Just got a R740 server for a customer and found an issue when the server loses power. The server has 4 Broadcom network ports. Two ports are SFP+ and two ports are Gigabit ethernet. I installed two DELL SFP+ 10GB Fiber transceiver modules in the SFP+ slots. Everything seems to be working normal at the beginning. However, when I disconnect the server completely from the power source to reorganize the cables, the Fiber modules seems to be dead after the server gets power. The server startup normal, but the Fiber transceiver modules remain no power and stay down even after the OS is fully booted. Simply reboot the server doesn't fix it. The only way to fix the problem is unplug the fiber modules from the slot and insert it again. As soon as the module is re-inserted, the module gets power and the interface makes connection.
I believe there is a firmware bug either in the server motherboard or the four port network daughter board that does know apply power to the SFP+ slots after the server powers up initially until the slot detects a module is inserted.
This is going to be a big trouble if the customer site loses power. It will cause the server not be able to communicate with the network after the server get power again.
DELL support just trying to drive me to trouble shoot at the OS level such as the drivers, getting the VMware support bundle. However, I know this is not the problem in OS because the Fiber transceiver doesn't get power before the OS is loaded, and it is supposed to have power as soon as you hit the power button on the server. They even question the fiber cables because we didn't buy the fiber cable from DELL, but "hey" the fiber cable is not going to cause the Fiber module to lose power.
Does anyone have the identical server and experience the same problem?
Having either the same problem or a close relative, new R740 with the same BCOM fiber/copper onboard NICs.
When I first boot up the fiber ports are lit up but not working: the iDRAC shows them as "up" but with the "Switch Connection ID" and "Switch Port Connection ID" as "Not Available."
If I unplug and replug the fiber into the transceiver the connection recovers and the switch information appears in the iDRAC.
While the ports are down, the switch shows no connection. The OS (Ubuntu18LTS but I've also tried xcp-ng 8.0 and CentOS 7) shows errors to the console that the interface(s) are down.
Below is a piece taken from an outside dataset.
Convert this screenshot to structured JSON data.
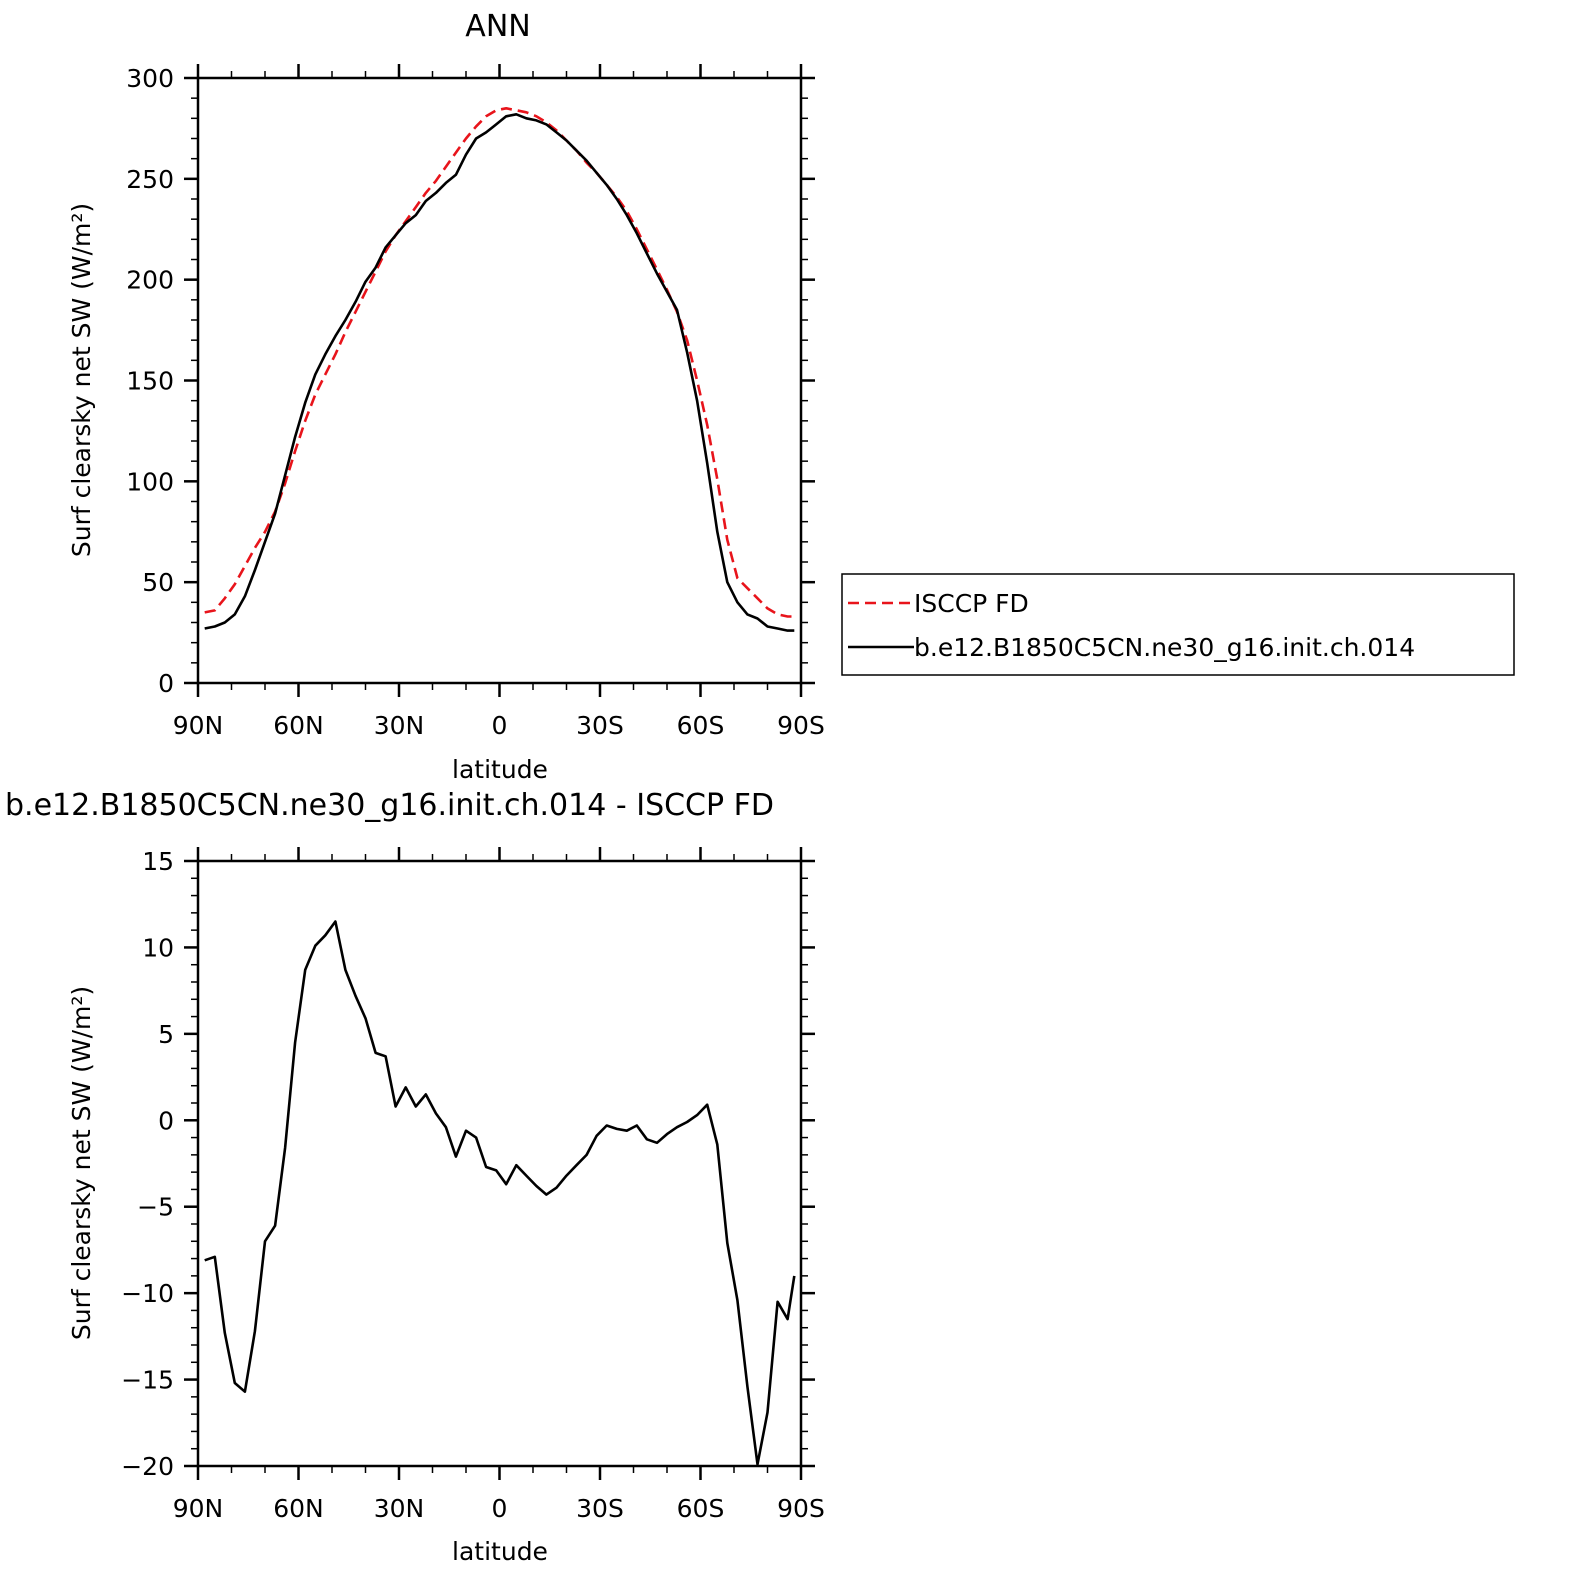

Firmare is updated to the latest (although it's a crap shoot even getting the lifecycle controller to connect for updates). RDMA and DCBX are disabled.
Anybody else fighing this? Anybody have any luck?
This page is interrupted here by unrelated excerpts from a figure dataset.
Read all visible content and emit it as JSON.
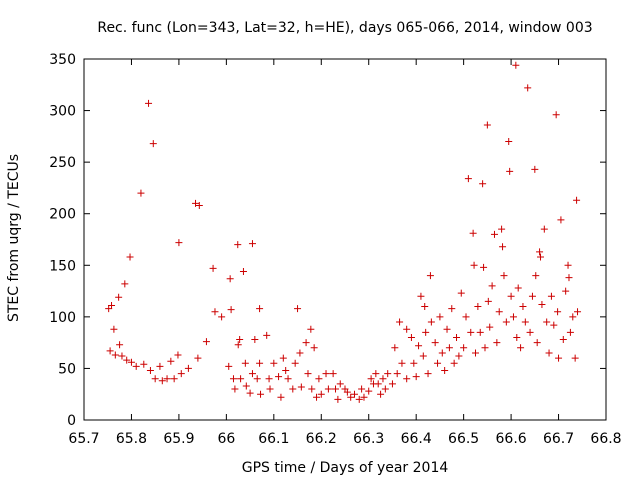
{
  "chart_data": {
    "type": "scatter",
    "title": "Rec. func (Lon=343, Lat=32, h=HE), days 065-066, 2014, window 003",
    "xlabel": "GPS time / Days of year 2014",
    "ylabel": "STEC from uqrg / TECUs",
    "xlim": [
      65.7,
      66.8
    ],
    "ylim": [
      0,
      350
    ],
    "xticks": [
      "65.7",
      "65.8",
      "65.9",
      "66",
      "66.1",
      "66.2",
      "66.3",
      "66.4",
      "66.5",
      "66.6",
      "66.7",
      "66.8"
    ],
    "yticks": [
      "0",
      "50",
      "100",
      "150",
      "200",
      "250",
      "300",
      "350"
    ],
    "grid": false,
    "legend": "none",
    "marker": "plus",
    "color": "#cc0000",
    "series": [
      {
        "points": [
          [
            65.752,
            108
          ],
          [
            65.758,
            111
          ],
          [
            65.755,
            67
          ],
          [
            65.763,
            88
          ],
          [
            65.766,
            63
          ],
          [
            65.773,
            119
          ],
          [
            65.775,
            73
          ],
          [
            65.78,
            62
          ],
          [
            65.786,
            132
          ],
          [
            65.79,
            58
          ],
          [
            65.797,
            158
          ],
          [
            65.8,
            56
          ],
          [
            65.81,
            52
          ],
          [
            65.82,
            220
          ],
          [
            65.826,
            54
          ],
          [
            65.836,
            307
          ],
          [
            65.84,
            48
          ],
          [
            65.846,
            268
          ],
          [
            65.85,
            40
          ],
          [
            65.86,
            52
          ],
          [
            65.865,
            38
          ],
          [
            65.875,
            40
          ],
          [
            65.883,
            57
          ],
          [
            65.89,
            40
          ],
          [
            65.898,
            63
          ],
          [
            65.9,
            172
          ],
          [
            65.905,
            45
          ],
          [
            65.92,
            50
          ],
          [
            65.935,
            210
          ],
          [
            65.943,
            208
          ],
          [
            65.94,
            60
          ],
          [
            65.958,
            76
          ],
          [
            65.972,
            147
          ],
          [
            65.976,
            105
          ],
          [
            65.99,
            100
          ],
          [
            66.005,
            52
          ],
          [
            66.008,
            137
          ],
          [
            66.01,
            107
          ],
          [
            66.015,
            40
          ],
          [
            66.018,
            30
          ],
          [
            66.024,
            170
          ],
          [
            66.025,
            73
          ],
          [
            66.028,
            78
          ],
          [
            66.03,
            40
          ],
          [
            66.036,
            144
          ],
          [
            66.04,
            55
          ],
          [
            66.042,
            33
          ],
          [
            66.05,
            26
          ],
          [
            66.055,
            171
          ],
          [
            66.055,
            45
          ],
          [
            66.06,
            78
          ],
          [
            66.065,
            40
          ],
          [
            66.07,
            108
          ],
          [
            66.07,
            55
          ],
          [
            66.072,
            25
          ],
          [
            66.085,
            82
          ],
          [
            66.09,
            40
          ],
          [
            66.092,
            30
          ],
          [
            66.1,
            55
          ],
          [
            66.11,
            42
          ],
          [
            66.115,
            22
          ],
          [
            66.12,
            60
          ],
          [
            66.125,
            48
          ],
          [
            66.13,
            40
          ],
          [
            66.14,
            30
          ],
          [
            66.145,
            55
          ],
          [
            66.15,
            108
          ],
          [
            66.155,
            65
          ],
          [
            66.158,
            32
          ],
          [
            66.168,
            75
          ],
          [
            66.172,
            45
          ],
          [
            66.178,
            88
          ],
          [
            66.18,
            30
          ],
          [
            66.185,
            70
          ],
          [
            66.19,
            22
          ],
          [
            66.195,
            40
          ],
          [
            66.2,
            25
          ],
          [
            66.21,
            45
          ],
          [
            66.215,
            30
          ],
          [
            66.225,
            45
          ],
          [
            66.23,
            30
          ],
          [
            66.235,
            20
          ],
          [
            66.24,
            35
          ],
          [
            66.25,
            30
          ],
          [
            66.255,
            27
          ],
          [
            66.262,
            22
          ],
          [
            66.27,
            25
          ],
          [
            66.28,
            20
          ],
          [
            66.285,
            30
          ],
          [
            66.29,
            22
          ],
          [
            66.3,
            28
          ],
          [
            66.305,
            40
          ],
          [
            66.31,
            35
          ],
          [
            66.315,
            45
          ],
          [
            66.32,
            35
          ],
          [
            66.325,
            25
          ],
          [
            66.33,
            40
          ],
          [
            66.335,
            30
          ],
          [
            66.34,
            45
          ],
          [
            66.35,
            35
          ],
          [
            66.355,
            70
          ],
          [
            66.36,
            45
          ],
          [
            66.365,
            95
          ],
          [
            66.37,
            55
          ],
          [
            66.38,
            88
          ],
          [
            66.38,
            40
          ],
          [
            66.39,
            80
          ],
          [
            66.395,
            55
          ],
          [
            66.4,
            42
          ],
          [
            66.405,
            72
          ],
          [
            66.41,
            120
          ],
          [
            66.415,
            62
          ],
          [
            66.418,
            110
          ],
          [
            66.42,
            85
          ],
          [
            66.425,
            45
          ],
          [
            66.43,
            140
          ],
          [
            66.432,
            95
          ],
          [
            66.44,
            75
          ],
          [
            66.445,
            55
          ],
          [
            66.45,
            100
          ],
          [
            66.455,
            65
          ],
          [
            66.46,
            48
          ],
          [
            66.465,
            88
          ],
          [
            66.47,
            70
          ],
          [
            66.475,
            108
          ],
          [
            66.48,
            55
          ],
          [
            66.485,
            80
          ],
          [
            66.49,
            62
          ],
          [
            66.495,
            123
          ],
          [
            66.5,
            70
          ],
          [
            66.505,
            100
          ],
          [
            66.51,
            234
          ],
          [
            66.515,
            85
          ],
          [
            66.52,
            181
          ],
          [
            66.522,
            150
          ],
          [
            66.525,
            65
          ],
          [
            66.53,
            110
          ],
          [
            66.535,
            85
          ],
          [
            66.54,
            229
          ],
          [
            66.542,
            148
          ],
          [
            66.545,
            70
          ],
          [
            66.55,
            286
          ],
          [
            66.552,
            115
          ],
          [
            66.555,
            90
          ],
          [
            66.56,
            130
          ],
          [
            66.565,
            180
          ],
          [
            66.57,
            75
          ],
          [
            66.575,
            105
          ],
          [
            66.58,
            185
          ],
          [
            66.582,
            168
          ],
          [
            66.585,
            140
          ],
          [
            66.59,
            95
          ],
          [
            66.595,
            270
          ],
          [
            66.597,
            241
          ],
          [
            66.6,
            120
          ],
          [
            66.605,
            100
          ],
          [
            66.61,
            344
          ],
          [
            66.612,
            80
          ],
          [
            66.615,
            128
          ],
          [
            66.62,
            70
          ],
          [
            66.625,
            110
          ],
          [
            66.63,
            95
          ],
          [
            66.635,
            322
          ],
          [
            66.64,
            85
          ],
          [
            66.645,
            120
          ],
          [
            66.65,
            243
          ],
          [
            66.652,
            140
          ],
          [
            66.655,
            75
          ],
          [
            66.66,
            163
          ],
          [
            66.662,
            158
          ],
          [
            66.665,
            112
          ],
          [
            66.67,
            185
          ],
          [
            66.675,
            95
          ],
          [
            66.68,
            65
          ],
          [
            66.685,
            120
          ],
          [
            66.69,
            92
          ],
          [
            66.695,
            296
          ],
          [
            66.698,
            105
          ],
          [
            66.7,
            60
          ],
          [
            66.705,
            194
          ],
          [
            66.71,
            78
          ],
          [
            66.715,
            125
          ],
          [
            66.72,
            150
          ],
          [
            66.722,
            138
          ],
          [
            66.725,
            85
          ],
          [
            66.73,
            100
          ],
          [
            66.735,
            60
          ],
          [
            66.738,
            213
          ],
          [
            66.74,
            105
          ]
        ]
      }
    ]
  }
}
I was having the same issue with a pair of R7525's, one with a dual-port and one with a quad-port Intel X710 connected to a pair of Juniper EX4550s. The fix for us was to boot with the DACs unplugged, go into BIOS Setup on the NICs, and disable LLDP. Once that was turned off, plug up the DACs, boot, and everything worked just fine. Definitely sounds like a firmware issue to me. We'll be telling Dell about this as well.
thanks for the feedback I will log the issue on our system.
In one specific incident, this is turning out to be an issue related to auto-negotiate settings and was apparently resolved by hard setting the "Operational link speed" to 10G.
Boot to F2>Device settings>Broadcom NIC >Device/NIC configuration>Operational link speed or link speed. change from AutoNegotiate (default) to 10G and then BACK>FINISH>Save settings>reboot.
This is just a rough walkthrough and might vary depending on the features offered on NIC.
If you try this, I would request you to quote this response and share your results with the NIC specification/ Model.
Edit:- The Broadcom NIC on a 14th Generation PowerEdge machine usually work with "IEEE 802.3by" so switch has to have a native support for this.
Check for the Auto-negotiate protocol settings and confirm that the switch is also set to use the same protocol. Find a common Auto-negotiate protocol between the switch and network card and that will ensure a successful auto-negotiation. Manually setting link speed is always an option though, if changing the protocol means breaking auto-negotiate for any other already connected device.
In my case, the network stops working after reboot. The OS thinks the link is established and is able to "send" packages but cannot receive them, while the switcher shows the link as not connected (LED off).
It comes back on when I unplug and plug the fibers (not the module).
Turning off auto-negotiation solved the problem on R740 + Broadcom 57414.